The old porch sagged a little, as though weary of its years spent facing the ceaseless push and pull of the Pacific. Evelyn Bellweather settled into her usual chair, the worn cushions yielding with a sigh that mirrored her own. The wood, bleached silver by sun and scoured by countless storms, felt cool beneath her fingertips. It was a ritual, this evening vigil. A ceremony performed for an audience of one, herself.
The air, as always, tasted of salt. A tang that clung to the tongue, a constant reminder of the vast, unknowable ocean that stretched out before her, an endless expanse of gray meeting a hazy, indistinct horizon. The sun, a molten coin slipping into the sea, cast long shadows across the small garden that spilled from the edge of the porch, a riot of color stubbornly refusing to surrender to the encroaching dusk. Foxgloves, their speckled throats whispering secrets to the bees, stood tall and proud, their purple hues deepening in the fading light. Hydrangeas, their blooms a faded blue like a summer sky after a storm, huddled together, whispering amongst themselves.

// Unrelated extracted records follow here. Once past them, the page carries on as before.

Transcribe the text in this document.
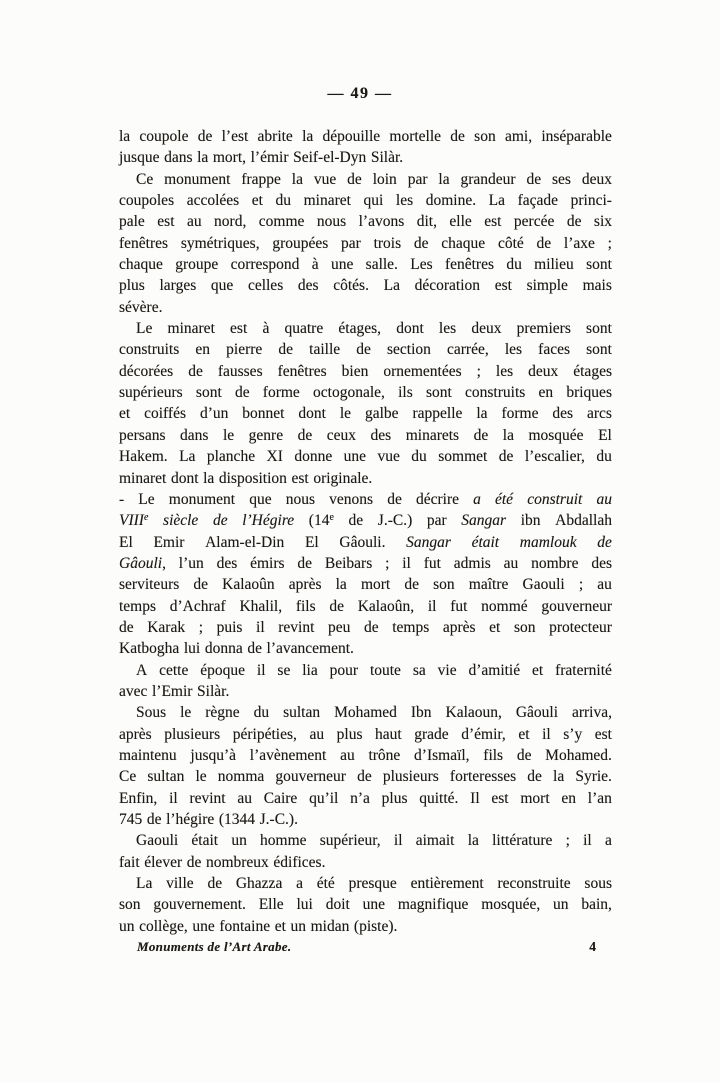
— 49 —
la coupole de l’est abrite la dépouille mortelle de son ami, inséparable
jusque dans la mort, l’émir Seif-el-Dyn Silàr.
Ce monument frappe la vue de loin par la grandeur de ses deux
coupoles accolées et du minaret qui les domine. La façade princi-
pale est au nord, comme nous l’avons dit, elle est percée de six
fenêtres symétriques, groupées par trois de chaque côté de l’axe ;
chaque groupe correspond à une salle. Les fenêtres du milieu sont
plus larges que celles des côtés. La décoration est simple mais
sévère.
Le minaret est à quatre étages, dont les deux premiers sont
construits en pierre de taille de section carrée, les faces sont
décorées de fausses fenêtres bien ornementées ; les deux étages
supérieurs sont de forme octogonale, ils sont construits en briques
et coiffés d’un bonnet dont le galbe rappelle la forme des arcs
persans dans le genre de ceux des minarets de la mosquée El
Hakem. La planche XI donne une vue du sommet de l’escalier, du
minaret dont la disposition est originale.
- Le monument que nous venons de décrire a été construit au
VIIIe siècle de l’Hégire (14e de J.-C.) par Sangar ibn Abdallah
El Emir Alam-el-Din El Gâouli. Sangar était mamlouk de
Gâouli, l’un des émirs de Beibars ; il fut admis au nombre des
serviteurs de Kalaoûn après la mort de son maître Gaouli ; au
temps d’Achraf Khalil, fils de Kalaoûn, il fut nommé gouverneur
de Karak ; puis il revint peu de temps après et son protecteur
Katbogha lui donna de l’avancement.
A cette époque il se lia pour toute sa vie d’amitié et fraternité
avec l’Emir Silàr.
Sous le règne du sultan Mohamed Ibn Kalaoun, Gâouli arriva,
après plusieurs péripéties, au plus haut grade d’émir, et il s’y est
maintenu jusqu’à l’avènement au trône d’Ismaïl, fils de Mohamed.
Ce sultan le nomma gouverneur de plusieurs forteresses de la Syrie.
Enfin, il revint au Caire qu’il n’a plus quitté. Il est mort en l’an
745 de l’hégire (1344 J.-C.).
Gaouli était un homme supérieur, il aimait la littérature ; il a
fait élever de nombreux édifices.
La ville de Ghazza a été presque entièrement reconstruite sous
son gouvernement. Elle lui doit une magnifique mosquée, un bain,
un collège, une fontaine et un midan (piste).
Monuments de l’Art Arabe.	4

Evelyn closed her eyes, drawing in the scent of the sea, the damp earth, the sweet fragrance of roses past their prime. A symphony of the ordinary, yet imbued with a profound sense of peace. Or, perhaps, a carefully cultivated illusion of peace. The truth was, the quiet hum of her days was often punctuated by a discordant note, a persistent echo of what might have been.
The house itself, a small, weathered cottage painted a faded shade of blue, seemed to breathe with her. Built by her grandfather, a fisherman with hands as rough as barnacle-encrusted rocks and a heart as deep as the ocean he sailed, it had witnessed generations of Bellweathers come and go. Births, deaths, weddings, quiet evenings like this one. Each event leaving its mark, a faint patina on the walls, a subtle shift in the atmosphere.